I appreciate all that's wrong with it - the master servant relationship, the 
slightly old fashioned values, the literal denegration of black, but it remains 
a story which never fails to chime with me.  
      2.  F Scott Fitzgerald:  the Great Gatsby:  the first book I ever chain 
read.  that's to say, like a cigarette, as soon as I'd finished it, I started 
again.  The sense of suffocation and frustration coupled with the mystery (or 
not) surrounding Gatsby himself combine to make this possibly the most perfect 
novel ever written.  
      3.  A self compiled anthology of 20th century poetry:  this would include 
the Georgians, WW1 poets, eliot, the protest poetry of the 30s, poems from WW2, 
philip Larkin, on through the beats and Liverpool scenes and up to ~John 
cooper-clark and beyond.  
      4.  John le Care:  tinker Taylor Soldier Spy:  Having gone through 
institutions all my life, I find his evocation of the inner workings of the 
intelligence service utterly convincing, although it may well be total hooey.  
Smiley is a central character without compare and le Care's style is perfectly 
suited to the subject and genre.  
      5.  Alan Clark: Diaries 1983-91:  No-one takes you quite inside politics 
like Clark.  I hate him as a politician and despise him in many respects of his 
life, but no-one takes you inside politics, and particularly Tory politics like 
he does.  
      On 26 Jun 2013, at 22:17, Shell wrote:



      You can't expect us to wait for that one Ian.

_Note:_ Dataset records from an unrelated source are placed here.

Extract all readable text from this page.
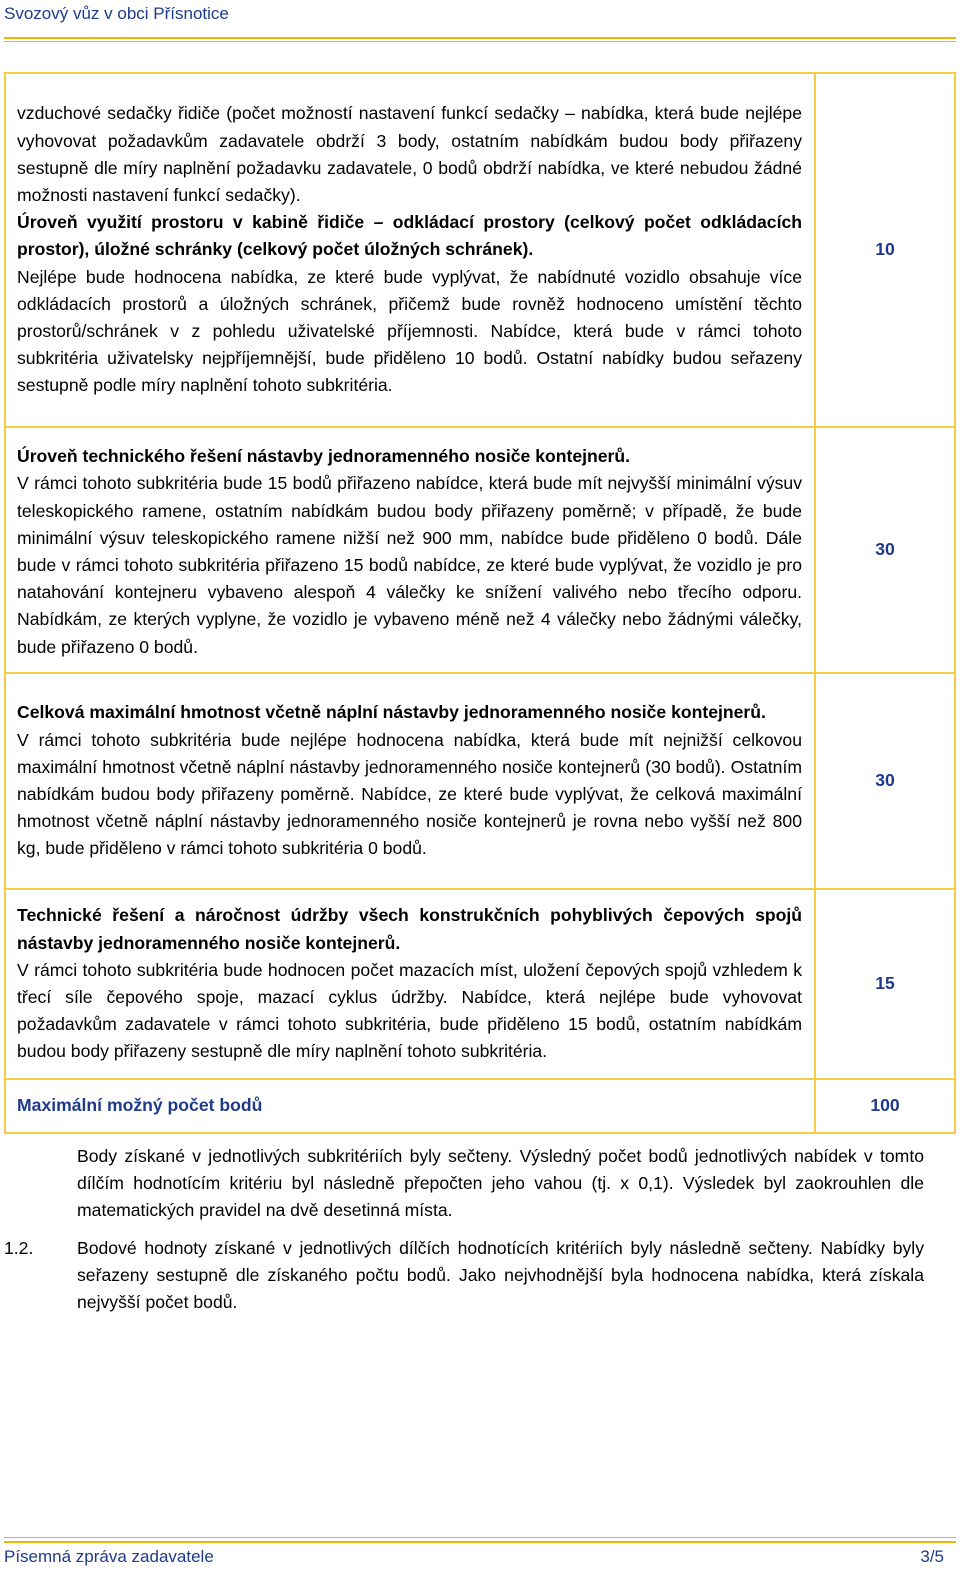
Svozový vůz v obci Přísnotice

vzduchové sedačky řidiče (počet možností nastavení funkcí sedačky – nabídka, která bude nejlépe vyhovovat požadavkům zadavatele obdrží 3 body, ostatním nabídkám budou body přiřazeny sestupně dle míry naplnění požadavku zadavatele, 0 bodů obdrží nabídka, ve které nebudou žádné možnosti nastavení funkcí sedačky).

Úroveň využití prostoru v kabině řidiče – odkládací prostory (celkový počet odkládacích prostor), úložné schránky (celkový počet úložných schránek).

Nejlépe bude hodnocena nabídka, ze které bude vyplývat, že nabídnuté vozidlo obsahuje více odkládacích prostorů a úložných schránek, přičemž bude rovněž hodnoceno umístění těchto prostorů/schránek v z pohledu uživatelské příjemnosti. Nabídce, která bude v rámci tohoto subkritéria uživatelsky nejpříjemnější, bude přiděleno 10 bodů. Ostatní nabídky budou seřazeny sestupně podle míry naplnění tohoto subkritéria.	10

Úroveň technického řešení nástavby jednoramenného nosiče kontejnerů.

V rámci tohoto subkritéria bude 15 bodů přiřazeno nabídce, která bude mít nejvyšší minimální výsuv teleskopického ramene, ostatním nabídkám budou body přiřazeny poměrně; v případě, že bude minimální výsuv teleskopického ramene nižší než 900 mm, nabídce bude přiděleno 0 bodů. Dále bude v rámci tohoto subkritéria přiřazeno 15 bodů nabídce, ze které bude vyplývat, že vozidlo je pro natahování kontejneru vybaveno alespoň 4 válečky ke snížení valivého nebo třecího odporu. Nabídkám, ze kterých vyplyne, že vozidlo je vybaveno méně než 4 válečky nebo žádnými válečky, bude přiřazeno 0 bodů.	30

Celková maximální hmotnost včetně náplní nástavby jednoramenného nosiče kontejnerů.

V rámci tohoto subkritéria bude nejlépe hodnocena nabídka, která bude mít nejnižší celkovou maximální hmotnost včetně náplní nástavby jednoramenného nosiče kontejnerů (30 bodů). Ostatním nabídkám budou body přiřazeny poměrně. Nabídce, ze které bude vyplývat, že celková maximální hmotnost včetně náplní nástavby jednoramenného nosiče kontejnerů je rovna nebo vyšší než 800 kg, bude přiděleno v rámci tohoto subkritéria 0 bodů.	30

Technické řešení a náročnost údržby všech konstrukčních pohyblivých čepových spojů nástavby jednoramenného nosiče kontejnerů.

V rámci tohoto subkritéria bude hodnocen počet mazacích míst, uložení čepových spojů vzhledem k třecí síle čepového spoje, mazací cyklus údržby. Nabídce, která nejlépe bude vyhovovat požadavkům zadavatele v rámci tohoto subkritéria, bude přiděleno 15 bodů, ostatním nabídkám budou body přiřazeny sestupně dle míry naplnění tohoto subkritéria.	15
Maximální možný počet bodů	100
Body získané v jednotlivých subkritériích byly sečteny. Výsledný počet bodů jednotlivých nabídek v tomto dílčím hodnotícím kritériu byl následně přepočten jeho vahou (tj. x 0,1). Výsledek byl zaokrouhlen dle matematických pravidel na dvě desetinná místa.
1.2. Bodové hodnoty získané v jednotlivých dílčích hodnotících kritériích byly následně sečteny. Nabídky byly seřazeny sestupně dle získaného počtu bodů. Jako nejvhodnější byla hodnocena nabídka, která získala nejvyšší počet bodů.
Písemná zpráva zadavatele	3/5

Please tell us straight 
away!
      Shell.


      --------------------------------------------------
      From: "Ian Macrae" <ian.macrae1@xxxxxxx>
      Sent: Wednesday, June 26, 2013 9:15 PM
      To: <ebooktalk@xxxxxxxxxxxxx>
      Subject: [ebooktalk] BVOOKS OF MY LIFE

      > Tomorrow afternoon I'm going to RNIB talking book studios in Camden 
north London to record my Books Of My Life feature for the October issue of 
Read On.  Five favourites from all these years of reading.  Would people like 
to know what they are or would you rather wait till the mag comes out?